Die Beschwerdeführerin bringt in ihrer Beschwerde im Wesentlichen vor, sie habe ihre Einwendungen am Tag der Verhandlung um 3:05 Uhr sowohl an die Baubehörde erster Instanz als auch, was aus dem Schreiben nicht hervorgeht, an den Verhandlungsort gefaxt. Sie habe daher annehmen dürfen, dass der Verhandlungsleiter von den Einwendungen Kenntnis erlangen werde. Überdies sei nicht ersichtlich, weshalb dem Verhandlungsleiter die Einwendungen nicht zugekommen seien, und hätte die belangte Behörde diesbezüglich Feststellungen treffen müssen. Die Einwendungen seien ja auch Gegenstand des erstinstanzlichen Bescheids gewesen. Es komme nicht darauf an, ob der Verhandlungsleiter von den Einwendungen Kenntnis hatte, allerdings hätte geprüft werden müssen, warum die bereits bei der Behörde vorhandenen Einwendungen dem Verhandlungsleiter nicht zur Kenntnis gelangt sind.

§ 42 AVG i.d.F. BGBl. I. Nr. 158/1998 lautet auszugsweise:

"(1) Wurde eine mündliche Verhandlung gemäß § 41 Abs. 1 zweiter Satz und in einer in den Verwaltungsvorschriften vorgesehenen besonderen Form kundgemacht, so hat dies zur Folge, daß eine Person ihre Stellung als Partei verliert, soweit sie nicht spätestens am Tag vor Beginn der Verhandlung bei der Behörde oder während der Verhandlung Einwendungen erhebt. Wenn die Verwaltungsvorschriften über die Form der Kundmachung nichts bestimmen, so tritt die im ersten Satz bezeichnete Rechtsfolge ein, wenn die mündliche Verhandlung gemäß § 41 Abs. 1 zweiter Satz und in geeigneter Form kundgemacht wurde. Eine Kundmachungsform ist geeignet, wenn sie sicherstellt, daß ein Beteiligter von der Anberaumung der Verhandlung voraussichtlich Kenntnis erlangt.

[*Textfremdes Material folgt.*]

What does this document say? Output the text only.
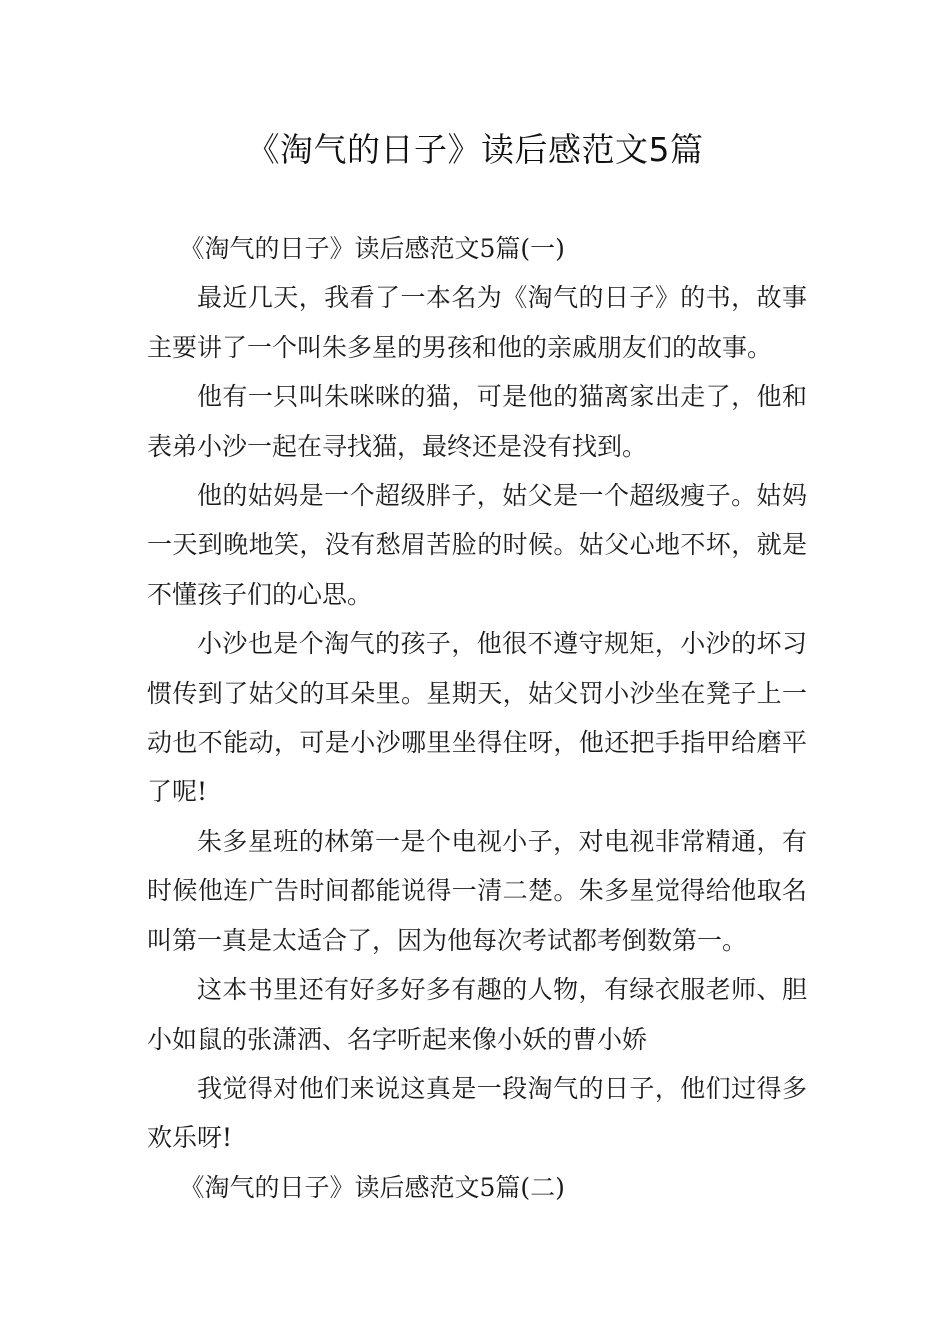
《淘气的日子》读后感范文5篇

《淘气的日子》读后感范文5篇(一)

最近几天，我看了一本名为《淘气的日子》的书，故事主要讲了一个叫朱多星的男孩和他的亲戚朋友们的故事。

他有一只叫朱咪咪的猫，可是他的猫离家出走了，他和表弟小沙一起在寻找猫，最终还是没有找到。

他的姑妈是一个超级胖子，姑父是一个超级瘦子。姑妈一天到晚地笑，没有愁眉苦脸的时候。姑父心地不坏，就是不懂孩子们的心思。

小沙也是个淘气的孩子，他很不遵守规矩，小沙的坏习惯传到了姑父的耳朵里。星期天，姑父罚小沙坐在凳子上一动也不能动，可是小沙哪里坐得住呀，他还把手指甲给磨平了呢!

朱多星班的林第一是个电视小子，对电视非常精通，有时候他连广告时间都能说得一清二楚。朱多星觉得给他取名叫第一真是太适合了，因为他每次考试都考倒数第一。

这本书里还有好多好多有趣的人物，有绿衣服老师、胆小如鼠的张潇洒、名字听起来像小妖的曹小娇

我觉得对他们来说这真是一段淘气的日子，他们过得多欢乐呀!

《淘气的日子》读后感范文5篇(二)
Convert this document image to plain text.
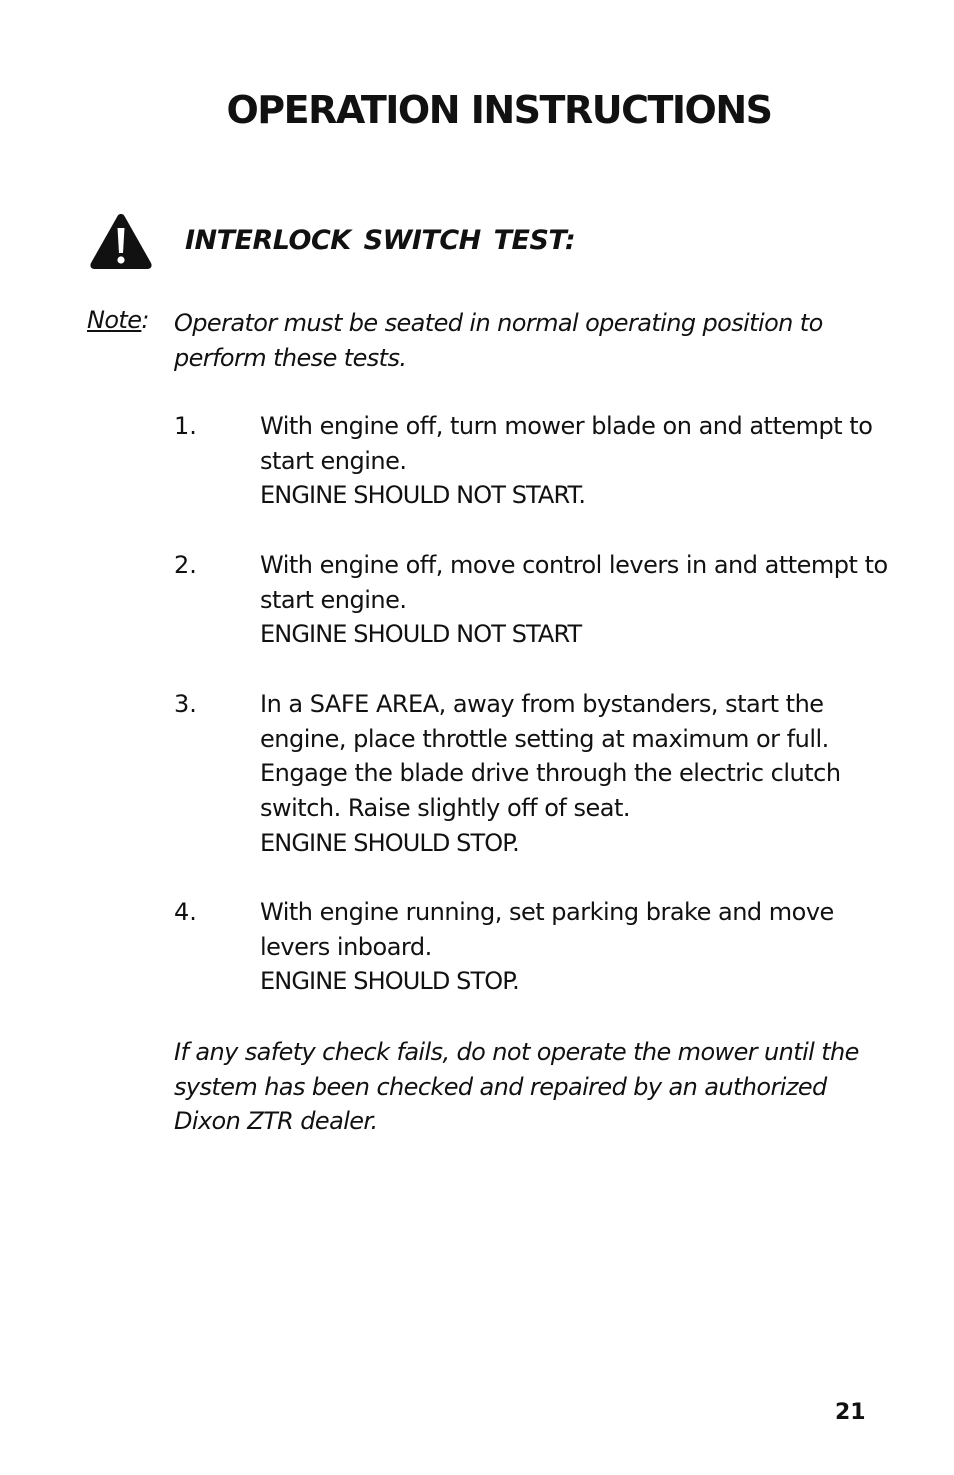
OPERATION INSTRUCTIONS
INTERLOCK SWITCH TEST:
Note: Operator must be seated in normal operating position to perform these tests.
1.	With engine off, turn mower blade on and attempt to start engine.
ENGINE SHOULD NOT START.
2.	With engine off, move control levers in and attempt to start engine.
ENGINE SHOULD NOT START
3.	In a SAFE AREA, away from bystanders, start the engine, place throttle setting at maximum or full. Engage the blade drive through the electric clutch switch. Raise slightly off of seat.
ENGINE SHOULD STOP.
4.	With engine running, set parking brake and move levers inboard.
ENGINE SHOULD STOP.
If any safety check fails, do not operate the mower until the system has been checked and repaired by an authorized Dixon ZTR dealer.
21
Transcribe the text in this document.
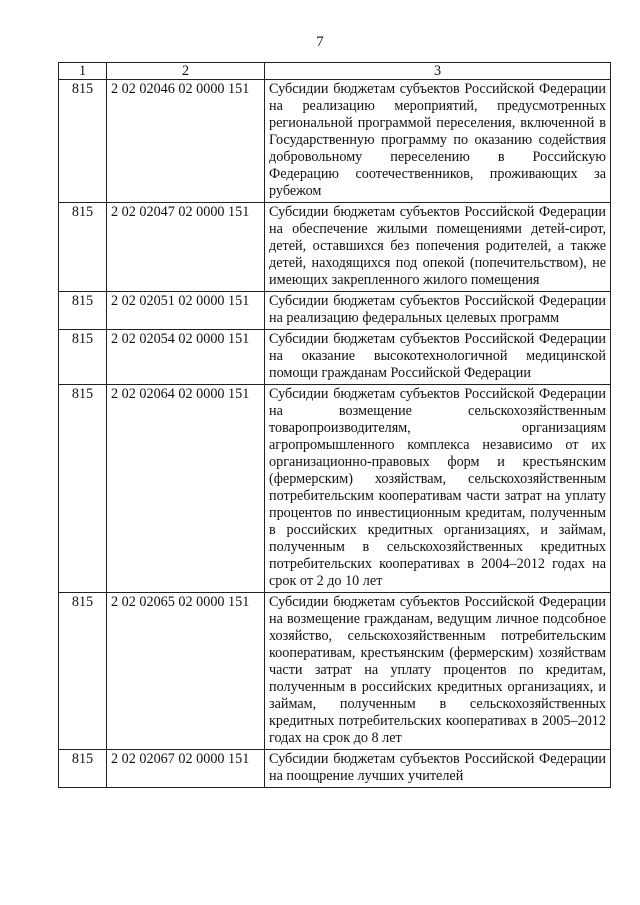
7
1	2	3
815	2 02 02046 02 0000 151	Субсидии бюджетам субъектов Российской Федерации на реализацию мероприятий, предусмотренных региональной программой переселения, включенной в Государственную программу по оказанию содействия добровольному переселению в Российскую Федерацию соотечественников, проживающих за рубежом
815	2 02 02047 02 0000 151	Субсидии бюджетам субъектов Российской Федерации на обеспечение жилыми помещениями детей-сирот, детей, оставшихся без попечения родителей, а также детей, находящихся под опекой (попечительством), не имеющих закрепленного жилого помещения
815	2 02 02051 02 0000 151	Субсидии бюджетам субъектов Российской Федерации на реализацию федеральных целевых программ
815	2 02 02054 02 0000 151	Субсидии бюджетам субъектов Российской Федерации на оказание высокотехнологичной медицинской помощи гражданам Российской Федерации
815	2 02 02064 02 0000 151	Субсидии бюджетам субъектов Российской Федерации на возмещение сельскохозяйственным товаропроизводителям, организациям агропромышленного комплекса независимо от их организационно-правовых форм и крестьянским (фермерским) хозяйствам, сельскохозяйственным потребительским кооперативам части затрат на уплату процентов по инвестиционным кредитам, полученным в российских кредитных организациях, и займам, полученным в сельскохозяйственных кредитных потребительских кооперативах в 2004–2012 годах на срок от 2 до 10 лет
815	2 02 02065 02 0000 151	Субсидии бюджетам субъектов Российской Федерации на возмещение гражданам, ведущим личное подсобное хозяйство, сельскохозяйственным потребительским кооперативам, крестьянским (фермерским) хозяйствам части затрат на уплату процентов по кредитам, полученным в российских кредитных организациях, и займам, полученным в сельскохозяйственных кредитных потребительских кооперативах в 2005–2012 годах на срок до 8 лет
815	2 02 02067 02 0000 151	Субсидии бюджетам субъектов Российской Федерации на поощрение лучших учителей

(2) Wurde eine mündliche Verhandlung nicht gemäß Abs. 1 kundgemacht, so erstreckt sich die darin bezeichnete Rechtsfolge nur auf jene Beteiligten, die rechtzeitig die Verständigung von der Anberaumung der Verhandlung erhalten haben.

..."

Beim "Tag vor Beginn der Verhandlung" handelt es sich um den Kalendertag, der dem Verhandlungstag vorausgeht; der Ansicht der Beschwerdeführerin, es handle sich um den Morgen des Verhandlungstages, ist entgegenzuhalten, dass diese Wendung dann überflüssig wäre, weil das Ergebnis einer solchen Interpretation schon durch die weitere Wendung "oder während der Verhandlung" erreicht würde.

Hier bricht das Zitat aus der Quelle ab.